Steinway heavy touch

Bill Ballard yardbird@vermontel.net
Mon, 16 Jun 2003 23:20:02 -0400


In a message dated 16/06/03 9:43:40 PM, hoffsoco@martin.luther.edu writes:
>the "no pain:no gain" philosophy of playing on a >70gm keyboard, 
>IMMHO, is like beating your head
>against a wall because it feels so good when you stop.

I took care of a pianist once, a student of Serkin's, who constantly 
broke strings on his Steinway A II, in a small room in his farmhouse. 
I told him if he raised the lid full stick, he would not break 
strings because he wouldn't have to drive the piano as hard. But, he 
insisted, if he raised the lid he would drown himself out. The 
impetuousness of the artist.

The health issues here are quite similar to those in tuning. The 
question is which is more stressful to tune, a high-torque pinblock 
(150"/# and up) or a medium one (75-100"/#).  Regardless of what 
conditional we're in athletic or potato, or how at ease we are with a 
tuning hammer, when you put us on a tight block, it requires more 
muscle and if you've got that, more energy. It's an extra physical 
challenge no matter what physical shape you're in. I know my stress 
level is much lower with a 100"/# block than a 175"/# block. And I'm 
not convinced that a solid tuning necessarily requires such a tuning 
pin grip.

The same could be said of an action with a stiff dose of inertia. I 
imagine that someone well-grounded in the natural way to play would 
feel any more comfortable with a high inertia action, than a 
compulsive-obsessive piano performance major. I see nothing wrong 
with lightening people's actions.

Who knows, maybe a light filing of the hammers would give the sound 
the teeth they're trying to get the piano to show.

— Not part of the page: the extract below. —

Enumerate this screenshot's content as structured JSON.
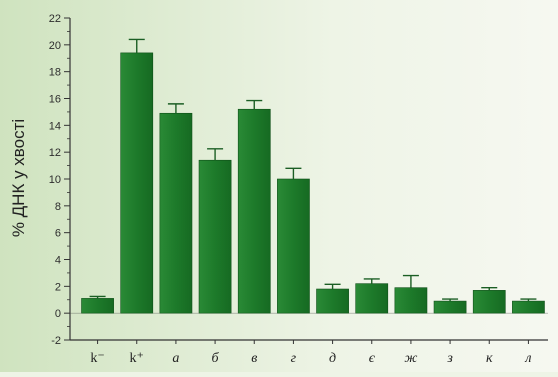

The interesting 
part of this thread is that it started off with the a Steinway 
vertical, got transferred into a grand, and from there generalized 
and abstracted, with an interesting tangent of RSI. Does kind of hint 
at the group of us for whom pianos seem mainly to be grands, doesn't 
it. <g>

Bill Ballard RPT
NH Chapter, P.T.G.

"Lady, this piano is what it is, I am what I am, and you are what you are"
     ...........From a recurring nightmare.